I probably attended more sessions at this show than any other show so far in my brief fitness industry trade show career.
Rather than write extensively about each one, I‘ll give a few highlights of each one here:
Prepare for Success: Creating a One-Year Plan That Drives Revenue and Increases Retention, Angela Cuocci. Cuocci has spent the past 16 years running Ladies Total Fitness in Bel Aire, MD. She talked about being confident and having no fear in your voice when talking to a prospective member. The top three ways of generating business are postcards, stake signs and referrals. Stake signs are something new to New York-area operators, and sometimes stake signs (on the side of the road, near office buildings, etc.) are not permitted. Some clubs even have fines as part of their budget.
How to Create a ‘Culture of Service‘ that has Bottom Line Impact, Scott Chovanec. All I kept thinking about while listening to Chovanec was that I wanted his shirt and tie. He had on a lime green shirt with a white collar and white cuffs. He even had his initials on the cuffs. Not bad for a school administrator. Anyway, we talked about bad customer service, and more than one attendee (including Chovanec) mentioned a club that one of my colleagues visited the night before. There was no response at the desk, and apparently no one offered a price list for the club. One attendee even cited Club Industry for a lack of customer service yesterday. Chovanec stressed the importance of body language when greeting members and remembering the beginning and the end of a visit.
Current Key Metrics for Club Operators, Rick Caro. This is the first time I sat in on a Rick Caro seminar, and he sounded a lot like he does when we chat on the phone about stories or topics in the industry. The term “metric” is another way of saying “measure,” and Rick outlined a variety of ways to measure a club‘s success--percentage of revenue per club, per “same store” clubs, per region, per company or per industry standard. There are a number of ways (more than I can count or realized) to measure revenues. Rick encouraged operators to analyze their data and try and understand why their data is different from industry data.

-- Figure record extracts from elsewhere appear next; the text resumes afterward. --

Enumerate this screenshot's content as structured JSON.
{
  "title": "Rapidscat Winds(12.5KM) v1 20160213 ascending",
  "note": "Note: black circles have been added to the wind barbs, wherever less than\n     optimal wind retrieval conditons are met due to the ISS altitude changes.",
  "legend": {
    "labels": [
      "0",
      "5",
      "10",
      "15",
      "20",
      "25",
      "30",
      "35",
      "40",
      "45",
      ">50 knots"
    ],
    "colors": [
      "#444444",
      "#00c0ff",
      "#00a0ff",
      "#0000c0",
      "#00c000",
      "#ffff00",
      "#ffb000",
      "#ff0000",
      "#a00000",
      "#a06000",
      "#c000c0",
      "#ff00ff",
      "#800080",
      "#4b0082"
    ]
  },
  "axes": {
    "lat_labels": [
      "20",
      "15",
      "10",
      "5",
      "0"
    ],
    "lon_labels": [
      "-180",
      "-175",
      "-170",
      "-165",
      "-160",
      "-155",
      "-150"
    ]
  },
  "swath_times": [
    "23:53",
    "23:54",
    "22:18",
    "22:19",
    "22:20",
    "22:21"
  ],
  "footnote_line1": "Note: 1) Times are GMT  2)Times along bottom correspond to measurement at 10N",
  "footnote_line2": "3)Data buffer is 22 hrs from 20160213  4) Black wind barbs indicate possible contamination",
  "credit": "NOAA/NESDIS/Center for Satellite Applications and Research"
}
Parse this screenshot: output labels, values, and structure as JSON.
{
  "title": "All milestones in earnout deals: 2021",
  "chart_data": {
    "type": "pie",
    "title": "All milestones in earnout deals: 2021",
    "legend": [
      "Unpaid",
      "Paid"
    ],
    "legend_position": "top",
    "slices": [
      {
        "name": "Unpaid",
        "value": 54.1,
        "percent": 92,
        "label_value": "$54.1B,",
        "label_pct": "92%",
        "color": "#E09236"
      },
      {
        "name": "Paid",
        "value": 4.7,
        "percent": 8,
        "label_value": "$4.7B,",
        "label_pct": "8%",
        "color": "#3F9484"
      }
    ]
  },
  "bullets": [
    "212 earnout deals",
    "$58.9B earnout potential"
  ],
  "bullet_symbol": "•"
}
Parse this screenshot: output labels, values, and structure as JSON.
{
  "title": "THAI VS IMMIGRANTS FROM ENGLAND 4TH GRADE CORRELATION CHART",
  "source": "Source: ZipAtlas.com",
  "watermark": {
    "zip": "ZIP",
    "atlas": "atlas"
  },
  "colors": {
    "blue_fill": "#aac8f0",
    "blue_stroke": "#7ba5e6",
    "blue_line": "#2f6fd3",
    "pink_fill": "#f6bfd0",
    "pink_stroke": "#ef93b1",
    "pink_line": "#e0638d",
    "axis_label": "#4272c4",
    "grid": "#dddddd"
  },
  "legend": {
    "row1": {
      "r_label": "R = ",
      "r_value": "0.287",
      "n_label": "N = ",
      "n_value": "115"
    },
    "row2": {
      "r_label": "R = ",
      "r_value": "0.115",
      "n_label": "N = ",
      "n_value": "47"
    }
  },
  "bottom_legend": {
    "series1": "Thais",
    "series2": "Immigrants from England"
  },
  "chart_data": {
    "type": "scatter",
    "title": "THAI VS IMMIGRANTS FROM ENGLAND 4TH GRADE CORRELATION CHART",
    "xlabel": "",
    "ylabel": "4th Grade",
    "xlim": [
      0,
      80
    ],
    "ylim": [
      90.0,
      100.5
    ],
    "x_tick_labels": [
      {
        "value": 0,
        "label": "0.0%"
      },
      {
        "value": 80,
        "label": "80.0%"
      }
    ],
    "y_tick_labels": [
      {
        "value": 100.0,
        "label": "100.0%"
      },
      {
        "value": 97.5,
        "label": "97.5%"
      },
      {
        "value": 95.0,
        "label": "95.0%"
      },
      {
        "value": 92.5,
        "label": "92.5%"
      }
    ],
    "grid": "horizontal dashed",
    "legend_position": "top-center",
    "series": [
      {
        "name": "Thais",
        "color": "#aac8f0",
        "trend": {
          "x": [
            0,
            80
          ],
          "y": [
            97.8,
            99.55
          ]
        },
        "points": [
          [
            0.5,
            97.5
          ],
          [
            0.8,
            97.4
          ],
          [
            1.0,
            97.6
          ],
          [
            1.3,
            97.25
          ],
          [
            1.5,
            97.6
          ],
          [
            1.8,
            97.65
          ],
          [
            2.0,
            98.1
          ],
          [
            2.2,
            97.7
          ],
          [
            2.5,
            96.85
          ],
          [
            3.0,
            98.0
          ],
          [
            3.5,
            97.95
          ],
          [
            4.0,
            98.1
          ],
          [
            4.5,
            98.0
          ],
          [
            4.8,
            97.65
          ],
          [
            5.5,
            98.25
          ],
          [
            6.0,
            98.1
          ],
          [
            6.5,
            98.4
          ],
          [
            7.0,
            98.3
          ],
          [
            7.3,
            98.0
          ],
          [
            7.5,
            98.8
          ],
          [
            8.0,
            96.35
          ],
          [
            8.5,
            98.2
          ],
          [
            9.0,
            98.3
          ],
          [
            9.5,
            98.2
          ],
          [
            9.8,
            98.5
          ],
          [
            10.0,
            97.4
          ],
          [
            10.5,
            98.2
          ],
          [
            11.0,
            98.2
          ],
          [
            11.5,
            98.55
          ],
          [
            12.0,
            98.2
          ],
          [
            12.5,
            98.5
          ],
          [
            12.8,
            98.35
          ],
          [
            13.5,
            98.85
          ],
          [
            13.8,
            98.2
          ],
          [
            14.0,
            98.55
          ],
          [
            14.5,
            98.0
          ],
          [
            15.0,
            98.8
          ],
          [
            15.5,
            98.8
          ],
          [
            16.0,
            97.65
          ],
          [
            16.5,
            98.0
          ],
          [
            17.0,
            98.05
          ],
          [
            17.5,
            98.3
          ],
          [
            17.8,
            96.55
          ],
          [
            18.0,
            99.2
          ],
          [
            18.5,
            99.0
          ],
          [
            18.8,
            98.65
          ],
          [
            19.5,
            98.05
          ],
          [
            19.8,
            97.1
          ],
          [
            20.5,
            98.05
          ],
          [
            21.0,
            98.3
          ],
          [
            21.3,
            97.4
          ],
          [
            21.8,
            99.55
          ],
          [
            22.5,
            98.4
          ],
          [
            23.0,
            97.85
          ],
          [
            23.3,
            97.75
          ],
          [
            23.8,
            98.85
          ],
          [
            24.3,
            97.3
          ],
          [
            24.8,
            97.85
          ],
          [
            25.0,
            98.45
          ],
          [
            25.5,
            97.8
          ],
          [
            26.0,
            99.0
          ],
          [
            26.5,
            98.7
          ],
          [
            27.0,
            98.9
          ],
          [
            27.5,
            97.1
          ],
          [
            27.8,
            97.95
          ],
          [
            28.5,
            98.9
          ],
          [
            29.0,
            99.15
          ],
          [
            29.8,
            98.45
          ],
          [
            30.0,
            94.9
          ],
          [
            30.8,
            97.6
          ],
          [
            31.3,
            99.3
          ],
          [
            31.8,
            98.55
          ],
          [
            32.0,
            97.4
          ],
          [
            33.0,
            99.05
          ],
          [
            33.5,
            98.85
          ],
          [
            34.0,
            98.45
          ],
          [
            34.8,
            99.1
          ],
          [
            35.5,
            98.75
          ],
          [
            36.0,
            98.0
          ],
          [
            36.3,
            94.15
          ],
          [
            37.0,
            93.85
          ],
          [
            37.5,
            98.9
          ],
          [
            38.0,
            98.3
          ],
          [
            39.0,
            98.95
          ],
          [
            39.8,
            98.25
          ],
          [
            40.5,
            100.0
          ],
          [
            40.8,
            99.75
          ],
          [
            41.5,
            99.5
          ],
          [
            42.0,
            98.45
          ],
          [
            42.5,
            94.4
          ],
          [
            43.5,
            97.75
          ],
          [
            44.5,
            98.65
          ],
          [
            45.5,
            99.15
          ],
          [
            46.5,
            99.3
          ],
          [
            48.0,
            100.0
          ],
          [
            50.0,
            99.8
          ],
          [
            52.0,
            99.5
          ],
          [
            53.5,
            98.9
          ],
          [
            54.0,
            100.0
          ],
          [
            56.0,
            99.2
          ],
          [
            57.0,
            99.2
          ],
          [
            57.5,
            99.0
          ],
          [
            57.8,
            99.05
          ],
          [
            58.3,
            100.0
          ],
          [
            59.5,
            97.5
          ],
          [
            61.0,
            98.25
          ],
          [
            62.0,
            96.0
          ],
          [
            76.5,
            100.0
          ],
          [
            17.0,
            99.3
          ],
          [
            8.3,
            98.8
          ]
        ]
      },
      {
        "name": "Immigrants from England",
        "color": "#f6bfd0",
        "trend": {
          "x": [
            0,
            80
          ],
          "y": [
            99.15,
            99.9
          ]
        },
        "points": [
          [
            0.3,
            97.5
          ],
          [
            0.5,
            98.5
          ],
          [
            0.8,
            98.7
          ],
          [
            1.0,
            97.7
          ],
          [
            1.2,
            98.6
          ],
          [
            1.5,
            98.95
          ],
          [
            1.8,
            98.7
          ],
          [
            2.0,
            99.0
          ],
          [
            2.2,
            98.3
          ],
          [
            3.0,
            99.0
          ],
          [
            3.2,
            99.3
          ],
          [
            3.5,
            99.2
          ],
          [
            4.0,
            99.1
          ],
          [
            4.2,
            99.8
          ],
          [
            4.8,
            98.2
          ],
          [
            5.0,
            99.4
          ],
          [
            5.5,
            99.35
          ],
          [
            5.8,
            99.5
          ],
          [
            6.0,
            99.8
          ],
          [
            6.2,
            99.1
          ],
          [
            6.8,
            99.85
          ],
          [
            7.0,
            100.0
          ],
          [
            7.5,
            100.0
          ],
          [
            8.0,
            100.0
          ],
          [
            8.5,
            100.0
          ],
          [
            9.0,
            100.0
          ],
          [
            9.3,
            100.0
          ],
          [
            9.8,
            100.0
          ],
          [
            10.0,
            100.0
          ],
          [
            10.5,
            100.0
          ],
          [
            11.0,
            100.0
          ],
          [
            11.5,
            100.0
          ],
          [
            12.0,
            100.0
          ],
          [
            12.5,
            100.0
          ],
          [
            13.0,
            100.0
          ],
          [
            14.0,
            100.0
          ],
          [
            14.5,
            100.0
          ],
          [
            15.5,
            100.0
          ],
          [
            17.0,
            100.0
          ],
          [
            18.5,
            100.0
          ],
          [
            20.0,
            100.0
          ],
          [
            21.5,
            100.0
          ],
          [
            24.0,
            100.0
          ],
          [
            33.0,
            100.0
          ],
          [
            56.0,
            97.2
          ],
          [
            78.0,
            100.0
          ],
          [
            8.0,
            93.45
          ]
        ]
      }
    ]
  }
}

Group Fitness for Profit, Sara Kooperman. Most group fitness classes are at their fullest at 9:30 a.m. and 5:30 p.m., says Kooperman of SCW Fitness. She suggests moving your best instructors to off-hour times. As for those 9:30 a.m. and 5:30 p.m. classes, “a duck” could teach them, she says, and they‘d still be full. Club managers or owners should evaluate their instructors every six months, Kooperman says, even to the point of videotaping them as part of their evaluations.